The doctor squirms like a fish on a hook. Veins bulge beneath the surface of his skin in deep shades of purple and blue.

“Seems I’m short on time, doctor. I’d have loved to call in anesthesiology.” Abram laughs as he jams the chip deeply into the doctor’s wound, past a layer of fat, and nestles it in a pool of tissue and blood.

The doctor passes out.

Abram lifts his forearm and checks the doctor for a pulse. He smirks and taps his cheekbones a few times.

“Why make things so difficult, doctor?” Abram asks facetiously. “You’ll be all right in the morning, and of course I’ll know it. I’ll know every little thing you say or do from now on.” He laughs again.

Abram reaches into a drawer for a surgical stapler. With bloodied fingertips, he folds two pieces of the doctor’s neck skin together and then pumps a few staples in.

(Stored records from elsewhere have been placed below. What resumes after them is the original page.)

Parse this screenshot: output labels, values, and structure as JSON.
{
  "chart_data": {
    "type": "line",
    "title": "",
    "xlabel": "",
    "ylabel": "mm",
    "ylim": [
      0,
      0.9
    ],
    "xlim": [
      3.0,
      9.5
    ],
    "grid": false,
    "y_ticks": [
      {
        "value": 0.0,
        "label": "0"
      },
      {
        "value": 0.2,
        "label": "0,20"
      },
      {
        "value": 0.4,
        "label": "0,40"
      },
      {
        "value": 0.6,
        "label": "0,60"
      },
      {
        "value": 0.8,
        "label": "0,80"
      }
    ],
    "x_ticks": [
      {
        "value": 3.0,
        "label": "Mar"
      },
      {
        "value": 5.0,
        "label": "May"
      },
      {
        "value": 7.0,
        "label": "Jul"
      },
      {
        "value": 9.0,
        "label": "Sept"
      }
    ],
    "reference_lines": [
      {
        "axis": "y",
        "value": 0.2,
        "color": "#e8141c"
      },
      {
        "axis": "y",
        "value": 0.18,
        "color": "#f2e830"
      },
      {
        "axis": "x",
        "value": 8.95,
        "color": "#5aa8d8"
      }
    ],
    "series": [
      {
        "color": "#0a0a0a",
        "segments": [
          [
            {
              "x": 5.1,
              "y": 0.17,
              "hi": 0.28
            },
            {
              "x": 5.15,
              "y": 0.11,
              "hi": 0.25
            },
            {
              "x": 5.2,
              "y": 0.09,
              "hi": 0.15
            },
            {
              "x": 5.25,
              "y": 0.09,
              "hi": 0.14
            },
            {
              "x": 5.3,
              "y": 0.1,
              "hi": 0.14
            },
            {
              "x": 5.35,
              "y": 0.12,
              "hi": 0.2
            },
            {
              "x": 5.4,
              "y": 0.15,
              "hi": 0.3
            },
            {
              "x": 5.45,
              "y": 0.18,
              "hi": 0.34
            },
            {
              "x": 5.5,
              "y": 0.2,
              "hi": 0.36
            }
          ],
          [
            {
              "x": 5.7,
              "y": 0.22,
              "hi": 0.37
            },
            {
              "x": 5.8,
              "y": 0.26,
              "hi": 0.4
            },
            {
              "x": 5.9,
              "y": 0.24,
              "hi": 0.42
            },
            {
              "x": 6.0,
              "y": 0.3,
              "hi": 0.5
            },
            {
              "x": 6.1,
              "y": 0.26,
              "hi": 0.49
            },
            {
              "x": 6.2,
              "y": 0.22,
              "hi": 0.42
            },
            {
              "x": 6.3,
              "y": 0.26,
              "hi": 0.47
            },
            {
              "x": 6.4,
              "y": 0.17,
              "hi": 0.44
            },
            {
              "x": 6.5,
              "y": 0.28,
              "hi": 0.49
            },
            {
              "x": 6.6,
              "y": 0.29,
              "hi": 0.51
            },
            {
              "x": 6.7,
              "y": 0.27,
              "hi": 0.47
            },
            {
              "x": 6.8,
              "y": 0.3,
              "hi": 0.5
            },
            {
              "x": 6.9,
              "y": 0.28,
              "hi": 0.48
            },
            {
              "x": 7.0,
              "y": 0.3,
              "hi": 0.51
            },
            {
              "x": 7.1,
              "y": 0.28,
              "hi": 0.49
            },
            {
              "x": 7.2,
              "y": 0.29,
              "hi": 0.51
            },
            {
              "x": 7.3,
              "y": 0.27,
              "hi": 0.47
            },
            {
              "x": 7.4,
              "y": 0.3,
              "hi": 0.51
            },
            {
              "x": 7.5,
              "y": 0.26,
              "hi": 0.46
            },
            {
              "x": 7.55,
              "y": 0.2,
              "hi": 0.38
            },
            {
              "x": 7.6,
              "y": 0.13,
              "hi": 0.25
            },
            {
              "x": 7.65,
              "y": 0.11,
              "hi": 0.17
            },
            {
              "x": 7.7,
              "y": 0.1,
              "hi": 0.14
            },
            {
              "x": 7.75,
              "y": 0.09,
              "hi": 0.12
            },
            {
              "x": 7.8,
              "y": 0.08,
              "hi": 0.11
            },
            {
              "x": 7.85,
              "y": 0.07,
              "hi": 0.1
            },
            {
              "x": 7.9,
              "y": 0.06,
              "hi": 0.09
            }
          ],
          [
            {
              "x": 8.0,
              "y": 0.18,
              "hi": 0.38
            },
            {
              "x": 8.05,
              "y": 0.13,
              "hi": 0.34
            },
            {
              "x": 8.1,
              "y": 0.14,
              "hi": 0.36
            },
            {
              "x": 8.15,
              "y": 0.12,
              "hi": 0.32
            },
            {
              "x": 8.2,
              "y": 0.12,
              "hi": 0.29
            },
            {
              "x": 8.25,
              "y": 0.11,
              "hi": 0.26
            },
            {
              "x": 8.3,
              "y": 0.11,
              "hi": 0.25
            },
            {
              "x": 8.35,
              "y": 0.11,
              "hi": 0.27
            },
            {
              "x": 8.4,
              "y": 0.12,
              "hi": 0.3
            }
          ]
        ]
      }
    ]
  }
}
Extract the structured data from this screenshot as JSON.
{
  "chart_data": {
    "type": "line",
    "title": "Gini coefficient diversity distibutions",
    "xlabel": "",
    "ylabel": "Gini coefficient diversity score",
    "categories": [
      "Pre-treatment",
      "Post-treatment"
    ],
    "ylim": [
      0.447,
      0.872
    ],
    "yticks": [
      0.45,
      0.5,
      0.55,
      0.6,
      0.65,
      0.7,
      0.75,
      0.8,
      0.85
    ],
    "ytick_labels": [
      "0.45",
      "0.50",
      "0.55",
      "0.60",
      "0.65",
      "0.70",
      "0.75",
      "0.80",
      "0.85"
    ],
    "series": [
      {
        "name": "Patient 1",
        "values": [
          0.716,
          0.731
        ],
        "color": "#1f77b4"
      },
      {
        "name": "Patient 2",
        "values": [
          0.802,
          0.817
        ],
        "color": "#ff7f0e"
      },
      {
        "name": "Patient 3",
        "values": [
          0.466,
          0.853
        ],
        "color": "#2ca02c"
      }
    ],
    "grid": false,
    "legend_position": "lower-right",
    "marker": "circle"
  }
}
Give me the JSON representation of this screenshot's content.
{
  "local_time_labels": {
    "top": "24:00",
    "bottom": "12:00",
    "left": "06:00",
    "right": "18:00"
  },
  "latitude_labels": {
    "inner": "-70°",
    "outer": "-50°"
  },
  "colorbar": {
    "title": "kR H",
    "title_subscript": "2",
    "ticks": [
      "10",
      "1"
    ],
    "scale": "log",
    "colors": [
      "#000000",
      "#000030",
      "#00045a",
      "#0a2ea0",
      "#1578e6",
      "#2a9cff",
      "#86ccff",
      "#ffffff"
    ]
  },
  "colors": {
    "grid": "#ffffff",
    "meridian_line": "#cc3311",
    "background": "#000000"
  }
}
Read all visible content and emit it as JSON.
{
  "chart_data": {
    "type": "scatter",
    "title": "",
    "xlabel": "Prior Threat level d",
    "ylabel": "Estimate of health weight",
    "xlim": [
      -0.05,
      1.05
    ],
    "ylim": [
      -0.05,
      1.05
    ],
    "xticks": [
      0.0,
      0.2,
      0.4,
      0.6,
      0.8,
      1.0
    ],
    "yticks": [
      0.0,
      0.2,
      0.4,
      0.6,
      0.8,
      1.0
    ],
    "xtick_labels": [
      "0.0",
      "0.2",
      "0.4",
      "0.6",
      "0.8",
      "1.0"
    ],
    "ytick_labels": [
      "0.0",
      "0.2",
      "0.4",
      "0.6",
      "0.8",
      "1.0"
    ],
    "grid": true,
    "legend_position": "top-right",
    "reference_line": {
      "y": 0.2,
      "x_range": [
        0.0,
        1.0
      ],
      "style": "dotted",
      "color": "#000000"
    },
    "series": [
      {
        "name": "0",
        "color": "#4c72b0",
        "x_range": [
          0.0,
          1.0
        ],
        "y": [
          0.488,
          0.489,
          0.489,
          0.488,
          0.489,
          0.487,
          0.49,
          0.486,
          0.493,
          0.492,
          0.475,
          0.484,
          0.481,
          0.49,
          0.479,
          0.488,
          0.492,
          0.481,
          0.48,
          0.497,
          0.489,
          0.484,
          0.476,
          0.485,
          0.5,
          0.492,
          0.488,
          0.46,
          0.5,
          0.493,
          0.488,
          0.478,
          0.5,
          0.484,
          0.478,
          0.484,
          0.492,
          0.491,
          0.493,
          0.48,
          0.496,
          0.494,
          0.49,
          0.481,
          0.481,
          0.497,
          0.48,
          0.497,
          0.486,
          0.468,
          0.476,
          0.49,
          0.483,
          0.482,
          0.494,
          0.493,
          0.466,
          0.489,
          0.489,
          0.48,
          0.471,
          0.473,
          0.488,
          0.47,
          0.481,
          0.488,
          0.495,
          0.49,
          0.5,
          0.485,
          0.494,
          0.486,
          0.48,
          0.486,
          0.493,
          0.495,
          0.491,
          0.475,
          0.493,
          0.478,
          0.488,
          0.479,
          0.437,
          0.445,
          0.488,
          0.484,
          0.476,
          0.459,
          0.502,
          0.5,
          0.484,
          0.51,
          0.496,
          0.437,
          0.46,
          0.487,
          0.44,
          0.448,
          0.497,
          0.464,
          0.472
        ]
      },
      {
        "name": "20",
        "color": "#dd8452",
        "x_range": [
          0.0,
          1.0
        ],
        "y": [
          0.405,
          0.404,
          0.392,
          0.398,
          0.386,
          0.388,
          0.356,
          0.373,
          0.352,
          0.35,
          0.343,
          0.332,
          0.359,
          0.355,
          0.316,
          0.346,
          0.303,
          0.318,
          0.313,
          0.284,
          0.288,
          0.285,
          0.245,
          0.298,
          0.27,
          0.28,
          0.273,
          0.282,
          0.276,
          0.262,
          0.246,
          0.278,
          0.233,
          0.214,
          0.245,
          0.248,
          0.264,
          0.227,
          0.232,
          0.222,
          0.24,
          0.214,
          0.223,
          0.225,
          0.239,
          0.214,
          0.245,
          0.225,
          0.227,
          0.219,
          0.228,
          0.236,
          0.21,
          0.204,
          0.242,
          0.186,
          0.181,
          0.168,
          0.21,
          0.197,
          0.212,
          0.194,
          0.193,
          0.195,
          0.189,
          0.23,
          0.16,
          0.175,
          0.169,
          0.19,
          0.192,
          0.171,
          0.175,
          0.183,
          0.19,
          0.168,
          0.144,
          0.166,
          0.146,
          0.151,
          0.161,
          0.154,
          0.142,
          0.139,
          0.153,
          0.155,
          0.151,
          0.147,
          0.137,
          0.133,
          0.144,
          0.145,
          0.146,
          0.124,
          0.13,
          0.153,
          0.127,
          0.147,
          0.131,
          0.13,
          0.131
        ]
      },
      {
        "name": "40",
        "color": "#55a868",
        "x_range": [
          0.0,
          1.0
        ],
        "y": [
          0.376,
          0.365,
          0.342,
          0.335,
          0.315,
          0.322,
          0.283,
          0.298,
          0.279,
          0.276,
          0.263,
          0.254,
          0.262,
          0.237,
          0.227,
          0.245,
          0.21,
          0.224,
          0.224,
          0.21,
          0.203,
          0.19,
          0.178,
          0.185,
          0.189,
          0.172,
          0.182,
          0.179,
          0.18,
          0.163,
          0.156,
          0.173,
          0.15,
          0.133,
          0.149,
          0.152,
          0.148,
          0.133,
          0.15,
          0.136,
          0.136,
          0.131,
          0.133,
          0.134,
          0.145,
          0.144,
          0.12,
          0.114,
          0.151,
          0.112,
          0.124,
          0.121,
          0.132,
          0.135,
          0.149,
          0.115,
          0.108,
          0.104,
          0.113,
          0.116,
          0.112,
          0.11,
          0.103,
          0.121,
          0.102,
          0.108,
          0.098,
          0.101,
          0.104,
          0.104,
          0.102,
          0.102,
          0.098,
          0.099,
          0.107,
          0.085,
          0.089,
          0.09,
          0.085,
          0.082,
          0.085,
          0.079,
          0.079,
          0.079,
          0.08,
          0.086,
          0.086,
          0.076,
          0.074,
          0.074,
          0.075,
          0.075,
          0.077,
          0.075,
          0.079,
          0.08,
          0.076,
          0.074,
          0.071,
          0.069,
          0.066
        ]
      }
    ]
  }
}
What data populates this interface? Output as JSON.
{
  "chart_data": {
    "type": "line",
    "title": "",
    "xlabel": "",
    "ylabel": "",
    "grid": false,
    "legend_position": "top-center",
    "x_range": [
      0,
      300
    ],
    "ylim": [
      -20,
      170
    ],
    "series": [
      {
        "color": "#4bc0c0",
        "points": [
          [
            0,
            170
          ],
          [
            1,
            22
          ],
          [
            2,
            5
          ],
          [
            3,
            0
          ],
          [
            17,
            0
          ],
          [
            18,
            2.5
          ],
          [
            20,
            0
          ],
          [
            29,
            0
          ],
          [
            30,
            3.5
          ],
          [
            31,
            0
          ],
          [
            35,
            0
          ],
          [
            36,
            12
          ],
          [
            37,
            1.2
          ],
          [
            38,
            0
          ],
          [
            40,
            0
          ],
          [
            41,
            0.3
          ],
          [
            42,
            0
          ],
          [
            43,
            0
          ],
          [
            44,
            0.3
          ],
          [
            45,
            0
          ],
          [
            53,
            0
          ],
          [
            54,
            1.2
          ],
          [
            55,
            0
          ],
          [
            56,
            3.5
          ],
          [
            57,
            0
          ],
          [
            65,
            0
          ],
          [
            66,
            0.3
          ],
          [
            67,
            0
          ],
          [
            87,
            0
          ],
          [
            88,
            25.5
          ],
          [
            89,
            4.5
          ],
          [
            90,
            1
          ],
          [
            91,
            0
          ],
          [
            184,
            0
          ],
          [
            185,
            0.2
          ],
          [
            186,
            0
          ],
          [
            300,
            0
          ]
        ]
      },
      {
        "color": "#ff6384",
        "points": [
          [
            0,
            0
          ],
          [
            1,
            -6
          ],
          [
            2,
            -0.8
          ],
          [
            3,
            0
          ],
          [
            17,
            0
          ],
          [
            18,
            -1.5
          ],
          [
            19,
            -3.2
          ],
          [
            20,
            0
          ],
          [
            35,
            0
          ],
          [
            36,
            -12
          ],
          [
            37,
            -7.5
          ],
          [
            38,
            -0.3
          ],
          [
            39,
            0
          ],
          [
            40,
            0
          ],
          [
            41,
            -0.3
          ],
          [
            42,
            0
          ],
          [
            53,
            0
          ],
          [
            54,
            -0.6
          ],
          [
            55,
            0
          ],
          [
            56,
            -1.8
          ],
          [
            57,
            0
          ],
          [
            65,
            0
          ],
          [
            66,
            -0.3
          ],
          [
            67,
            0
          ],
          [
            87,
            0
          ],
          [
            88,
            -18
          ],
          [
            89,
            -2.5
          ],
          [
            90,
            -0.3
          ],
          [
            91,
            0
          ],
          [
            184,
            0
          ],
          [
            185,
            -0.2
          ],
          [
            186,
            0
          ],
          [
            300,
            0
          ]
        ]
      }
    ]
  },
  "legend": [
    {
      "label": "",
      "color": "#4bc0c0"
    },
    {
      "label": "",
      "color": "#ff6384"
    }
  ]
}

“I’d run through all the Datura rules for you, Doctor,” Abram says, “but you co-wrote them.” He laughs once more as he walks over to the computer and types.

Finally, Abram takes a tissue and dabs away the blood from behind the doctor’s ear. He admires his work before he leans in closer and says, “Engage.”

Abram peeks over at the computer screen briefly, then continues. “Alpha ten, beta thirty-six, delta nine.”